How to Have an Excellent E Day

A portrait of Leonhard Euler, who named the mathematical constant e, painted by Jakob Emanuel Handmann.

Tomorrow, February 7, is e Day! This year is the best year to celebrate the base of the natural logarithm because, like Pi Day 2015, the year lines up along with the month and day. Hurrah! People who prefer the day/month/year date convention can save these suggestions for July 2 or wait until January 27, 2082 and get one extra digit. (That seems like a long wait for one extra digit, but you do you.)

I wrote about the excellent number e for Slate and included some possible ways to observe e Day. In addition to putting some money in a checking account to take advantage of compound interest, I humbly suggest using a constant so tied up with change and growth to do some personal growth. Think of e Day as a second chance at my favorite holiday, New Year’s Day.

I have some other suggested e Day reads for you from around the math internet. In 2010, Math Goes Pop suggested January 27 for a yearly e Day observance that privileges the day/month convention countries the way Pi Day privileges month/day users. Wired and Mathnasium have shared e Day suggestions in the past. (For those keeping score, they posted those articles in February.)

Ben Orlin’s ABC book of e does not disappoint, with ebundant elliteration and a reminder that Euler was the wearer of one of the greatest hats in the history of mathematics.

For more on the number e itself, the MacTutor math history website has a nice overview of the history of the constant from its plucky days as the unrecognized base of the natural logarithm to the proof that it is not algebraic.
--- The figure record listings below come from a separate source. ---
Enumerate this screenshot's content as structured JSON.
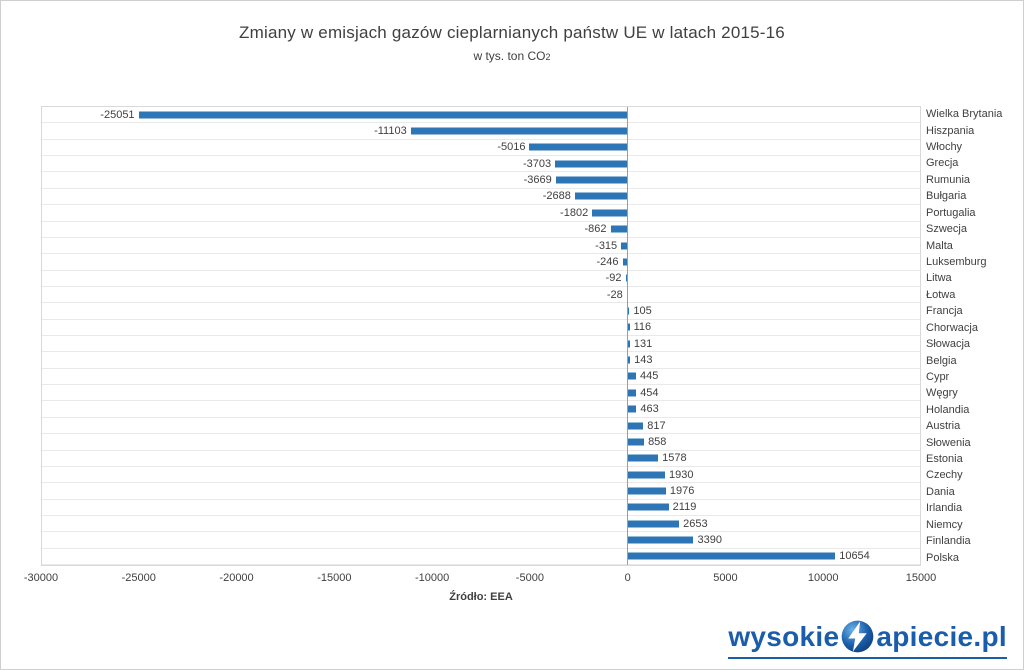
{
  "chart_data": {
    "type": "bar",
    "orientation": "horizontal",
    "title": "Zmiany w emisjach gazów cieplarnianych państw UE w latach 2015-16",
    "subtitle": "w tys. ton CO2",
    "subtitle_parts": [
      "w tys. ton CO",
      "2"
    ],
    "source": "Źródło: EEA",
    "categories": [
      "Wielka Brytania",
      "Hiszpania",
      "Włochy",
      "Grecja",
      "Rumunia",
      "Bułgaria",
      "Portugalia",
      "Szwecja",
      "Malta",
      "Luksemburg",
      "Litwa",
      "Łotwa",
      "Francja",
      "Chorwacja",
      "Słowacja",
      "Belgia",
      "Cypr",
      "Węgry",
      "Holandia",
      "Austria",
      "Słowenia",
      "Estonia",
      "Czechy",
      "Dania",
      "Irlandia",
      "Niemcy",
      "Finlandia",
      "Polska"
    ],
    "values": [
      -25051,
      -11103,
      -5016,
      -3703,
      -3669,
      -2688,
      -1802,
      -862,
      -315,
      -246,
      -92,
      -28,
      105,
      116,
      131,
      143,
      445,
      454,
      463,
      817,
      858,
      1578,
      1930,
      1976,
      2119,
      2653,
      3390,
      10654
    ],
    "xlim": [
      -30000,
      15000
    ],
    "xticks": [
      -30000,
      -25000,
      -20000,
      -15000,
      -10000,
      -5000,
      0,
      5000,
      10000,
      15000
    ],
    "grid": "horizontal-row-lines",
    "legend": "none",
    "value_labels": "at-bar-ends"
  },
  "colors": {
    "bar": "#2E75B6",
    "text": "#404040",
    "grid": "#E9E9E9",
    "logo": "#1A5DAB"
  },
  "logo": {
    "text_left": "wysokie",
    "text_right": "apiecie.pl",
    "icon": "lightning-circle-icon"
  }
}
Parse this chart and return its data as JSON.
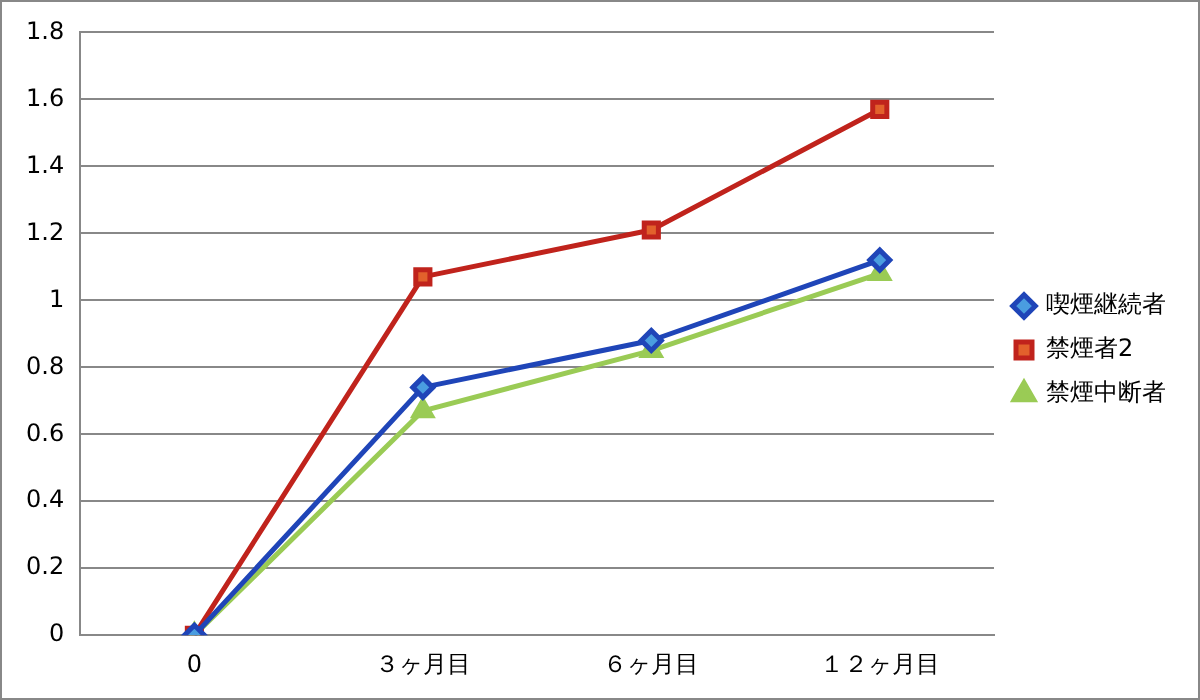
{
  "chart_data": {
    "type": "line",
    "categories": [
      "0",
      "３ヶ月目",
      "６ヶ月目",
      "１２ヶ月目"
    ],
    "series": [
      {
        "name": "喫煙継続者",
        "color": "#1f45b8",
        "marker": "diamond",
        "values": [
          0,
          0.74,
          0.88,
          1.12
        ]
      },
      {
        "name": "禁煙者2",
        "color": "#c0231c",
        "marker": "square",
        "values": [
          0,
          1.07,
          1.21,
          1.57
        ]
      },
      {
        "name": "禁煙中断者",
        "color": "#9acb55",
        "marker": "triangle",
        "values": [
          0,
          0.67,
          0.85,
          1.08
        ]
      }
    ],
    "ylim": [
      0,
      1.8
    ],
    "yticks": [
      0,
      0.2,
      0.4,
      0.6,
      0.8,
      1,
      1.2,
      1.4,
      1.6,
      1.8
    ],
    "grid": "y",
    "legend": "right",
    "line_style": "solid"
  }
}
John D. Cook has been making pretty pictures with sums involving complex exponential functions. You can find the exponential sum of the day here. He’s also written about why the natural logarithm is the most natural and how to live with exponential growth. (Hint: it might start slower than you think.)

An equation called Euler’s identity, eπi+1=0, has been called the “most beautiful equation.” I’m on the record as feeling kind of meh about Euler’s identity, and I’m not the only one. For one, just write eπi=-1 instead of obscuring it with a weird need to have a 0 in your formula. You can put a 0 into any formula you want! Beyond that, I love Euler’s formula e=cosθ + i sinθ. Plugging in the number π for the angle θ doesn’t do much for me. But I must say I love 3Blue1Brown’s explanation of the identity in this video. (He has since expanded on the ideas in another video.)

Update, February 7: Imaginary.org has a page where you can find your birthday in e. Anthony Bonato wrote about e Day for his blog as well, describing e as the “Jan Brady of transcendental numbers.”

How will you celebrate e Day? Growth and reflection are well and good, and I’m all for busting out a little complex analysis, but after that, I’m going out for Ethiopian food.